Question Raised on Largo Funding for Pension Plans
By Leo Coughlin
LARGO - Another issue has arisen with Largo's financial picture, this time with the return on investment assumption for the defined benefit pension plans.
The city is already borrowed to the hilt with anticipated revenue from Penny for Pinellas over the next 10 years hypothecated against that debt. Maybe more has been borrowed than can be repaid from that fund. Only time will tell.
City estimates place that anticipated income to be far higher than the county itself, which administers the Local Option Sales Tax (LOST), the official name for Penny for Pinellas, has predicted.
Now comes the question, raised by Commissioner Curtis Holmes, as to what current return on investment the city is assuming to finance the defined benefit pension plans.
Defined benefit means the pension payout is guaranteed and not subject to market fluctuation. Shortfalls have to be made up by the city injecting fresh money into the fund.

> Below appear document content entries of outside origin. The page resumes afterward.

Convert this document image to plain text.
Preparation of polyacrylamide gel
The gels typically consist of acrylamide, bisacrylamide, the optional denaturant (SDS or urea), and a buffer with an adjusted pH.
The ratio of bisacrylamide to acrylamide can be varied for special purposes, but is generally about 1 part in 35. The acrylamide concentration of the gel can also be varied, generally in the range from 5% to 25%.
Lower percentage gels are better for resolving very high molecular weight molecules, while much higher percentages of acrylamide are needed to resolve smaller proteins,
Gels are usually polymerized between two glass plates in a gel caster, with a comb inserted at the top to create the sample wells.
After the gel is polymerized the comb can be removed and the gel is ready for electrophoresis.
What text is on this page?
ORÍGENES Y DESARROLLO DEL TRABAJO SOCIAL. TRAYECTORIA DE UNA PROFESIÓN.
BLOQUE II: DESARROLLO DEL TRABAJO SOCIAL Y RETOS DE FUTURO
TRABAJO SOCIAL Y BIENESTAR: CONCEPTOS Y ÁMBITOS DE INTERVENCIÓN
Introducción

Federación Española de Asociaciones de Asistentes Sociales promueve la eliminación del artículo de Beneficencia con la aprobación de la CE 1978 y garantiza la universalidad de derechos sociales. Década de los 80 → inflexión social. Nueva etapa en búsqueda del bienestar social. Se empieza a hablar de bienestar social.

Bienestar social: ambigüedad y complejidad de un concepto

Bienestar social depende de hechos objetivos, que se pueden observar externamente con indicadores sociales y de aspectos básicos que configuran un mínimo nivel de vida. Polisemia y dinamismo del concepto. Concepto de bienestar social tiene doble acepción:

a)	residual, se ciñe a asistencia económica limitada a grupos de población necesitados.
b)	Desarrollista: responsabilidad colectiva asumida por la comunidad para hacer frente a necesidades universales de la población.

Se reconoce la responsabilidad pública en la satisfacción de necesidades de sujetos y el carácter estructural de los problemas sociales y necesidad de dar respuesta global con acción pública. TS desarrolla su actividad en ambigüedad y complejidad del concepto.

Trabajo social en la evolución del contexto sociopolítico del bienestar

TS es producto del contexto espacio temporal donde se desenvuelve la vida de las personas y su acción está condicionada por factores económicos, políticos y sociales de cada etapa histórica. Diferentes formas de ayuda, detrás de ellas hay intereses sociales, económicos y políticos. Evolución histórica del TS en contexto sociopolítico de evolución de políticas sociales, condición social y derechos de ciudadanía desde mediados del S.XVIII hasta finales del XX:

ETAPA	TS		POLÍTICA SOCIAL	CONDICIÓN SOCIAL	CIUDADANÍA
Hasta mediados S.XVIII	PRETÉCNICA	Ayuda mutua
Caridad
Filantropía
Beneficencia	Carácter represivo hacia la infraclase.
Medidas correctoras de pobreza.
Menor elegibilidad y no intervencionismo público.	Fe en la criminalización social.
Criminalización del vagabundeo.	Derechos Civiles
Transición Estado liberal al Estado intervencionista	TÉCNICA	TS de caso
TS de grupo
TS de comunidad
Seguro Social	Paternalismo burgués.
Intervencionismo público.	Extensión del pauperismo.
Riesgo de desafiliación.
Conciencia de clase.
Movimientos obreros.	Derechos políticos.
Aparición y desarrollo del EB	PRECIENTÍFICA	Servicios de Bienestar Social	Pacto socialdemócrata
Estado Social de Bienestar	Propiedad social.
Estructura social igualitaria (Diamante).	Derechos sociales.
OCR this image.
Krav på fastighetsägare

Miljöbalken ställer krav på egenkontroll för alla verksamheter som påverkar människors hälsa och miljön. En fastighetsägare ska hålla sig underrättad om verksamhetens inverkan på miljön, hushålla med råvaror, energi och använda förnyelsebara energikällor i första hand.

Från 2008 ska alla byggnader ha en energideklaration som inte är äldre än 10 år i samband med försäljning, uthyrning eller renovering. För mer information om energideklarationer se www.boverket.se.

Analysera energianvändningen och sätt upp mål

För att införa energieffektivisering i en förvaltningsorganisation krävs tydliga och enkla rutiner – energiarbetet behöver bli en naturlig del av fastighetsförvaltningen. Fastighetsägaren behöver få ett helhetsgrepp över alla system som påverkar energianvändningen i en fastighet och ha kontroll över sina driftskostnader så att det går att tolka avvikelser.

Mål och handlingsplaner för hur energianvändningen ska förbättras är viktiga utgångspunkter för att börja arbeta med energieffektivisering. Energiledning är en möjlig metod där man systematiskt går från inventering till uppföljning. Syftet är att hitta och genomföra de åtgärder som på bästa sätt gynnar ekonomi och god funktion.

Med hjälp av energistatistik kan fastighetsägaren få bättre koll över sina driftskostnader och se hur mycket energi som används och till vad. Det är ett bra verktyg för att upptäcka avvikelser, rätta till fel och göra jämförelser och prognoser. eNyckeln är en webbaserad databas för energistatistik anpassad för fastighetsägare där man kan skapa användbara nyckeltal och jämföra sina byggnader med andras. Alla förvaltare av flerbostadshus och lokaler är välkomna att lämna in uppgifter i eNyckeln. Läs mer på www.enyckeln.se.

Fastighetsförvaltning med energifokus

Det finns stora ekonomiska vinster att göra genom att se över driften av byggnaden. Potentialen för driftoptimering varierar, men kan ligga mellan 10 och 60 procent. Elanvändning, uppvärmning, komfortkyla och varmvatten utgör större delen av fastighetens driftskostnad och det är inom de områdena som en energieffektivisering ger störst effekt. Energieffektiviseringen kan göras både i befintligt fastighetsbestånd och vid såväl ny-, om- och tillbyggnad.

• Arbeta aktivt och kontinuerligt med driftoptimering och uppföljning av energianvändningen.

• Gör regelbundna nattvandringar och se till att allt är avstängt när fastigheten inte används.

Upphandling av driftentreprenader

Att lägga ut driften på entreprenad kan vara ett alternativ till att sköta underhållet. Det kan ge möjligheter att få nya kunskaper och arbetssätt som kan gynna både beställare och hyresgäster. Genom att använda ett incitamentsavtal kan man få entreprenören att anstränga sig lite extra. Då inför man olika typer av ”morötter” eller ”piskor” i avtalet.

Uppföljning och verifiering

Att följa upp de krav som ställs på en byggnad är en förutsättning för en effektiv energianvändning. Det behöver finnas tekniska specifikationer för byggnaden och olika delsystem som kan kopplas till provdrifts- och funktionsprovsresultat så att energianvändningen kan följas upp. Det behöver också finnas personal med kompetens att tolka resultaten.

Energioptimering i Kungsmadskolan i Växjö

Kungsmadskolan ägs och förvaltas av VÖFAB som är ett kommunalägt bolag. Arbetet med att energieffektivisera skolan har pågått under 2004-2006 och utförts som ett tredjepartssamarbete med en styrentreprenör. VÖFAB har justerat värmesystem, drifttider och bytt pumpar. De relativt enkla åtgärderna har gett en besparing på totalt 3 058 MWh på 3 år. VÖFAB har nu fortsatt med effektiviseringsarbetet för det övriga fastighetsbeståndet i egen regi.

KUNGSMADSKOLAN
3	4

This is what has been necessary over the past several years since the finance markets have been perilously upset.
The question appears to be most pertinent given Largo's lavish salary and pension benefits, which include double dipping aspects.
In the current economic climate with interest rates perhaps at an all-time low, Holmes queried Kim Adams, Largo's Finance Director, about what assumption the city was making on interest rates for the city money invested in the pension funds.
The response by Adams was positive and showed no alarm whatsoever given current conditions but Holmes's concern could be well founded.
A recent Wall Street Journal story pointed out that many of the country's big pension funds are sticking to expectations of the kind of returns on their investments that were justified just a few years ago, when 8 percent was considered a norm and even a little low.
But the paltry returns since the crushing economic crisis began could leave many plans in a hole.
This is particularly pointed in a city like Largo where pensions are a defined benefit and shortfalls mean the taxpayers are hit to make up the deficit.
Adams, in his reply to Holmes, showed no concern whatever, evincing full confidence that the 8 percent range being assumed on return for Largo pension investments will continue.
To many people, who watch the markets and interest rates, this does not seem likely. In any event, defined benefit plans put the city in a position that is very dangerous, according to those with financial expertise and who know economic history.
Holmes points out that if expected returns do not materialize as expected, "The real crusher comes later when taxpayers have to cough up what are going to be very big pension payments unless we change course soon."
He thinks the city needs to re-think defined benefits. "If we don't, within one generation the existing defined benefit pension plans could conceivably bankrupt the city."
Since being elected to a first term on the City Commission last November, Holmes has focused on these kind of money matters, concern for taxpayers being uppermost in his mind.
He has put the spotlight on expected revenue from Penny for Pinellas (because of the heavy borrowing) and other city expenditures, subjects that seem not to have entered the minds of his colleagues who seem most content to "go along" and collect their pay checks.
Adams said that the city's police and fire fighters pension plan - both defined benefit - have an 8 percent assumed return. "We are preparing a presentation (on the plans) that will include a review of (their) financial condition," Adams said.
Adams pointed out that return on investment assumptions "are usually not adjusted frequently or significantly, because pension plans have very long-term projects of 15 to 30 years."
The sticking point, however, as Holmes points out, is the defined benefit aspect. A plan without that proviso can adjust payments.
But in Largo's case, the police and fire fighter pension amounts are guaranteed. If the pension plan runs out of money, the city has a legal obligation and then the money has to come from the taxpayers.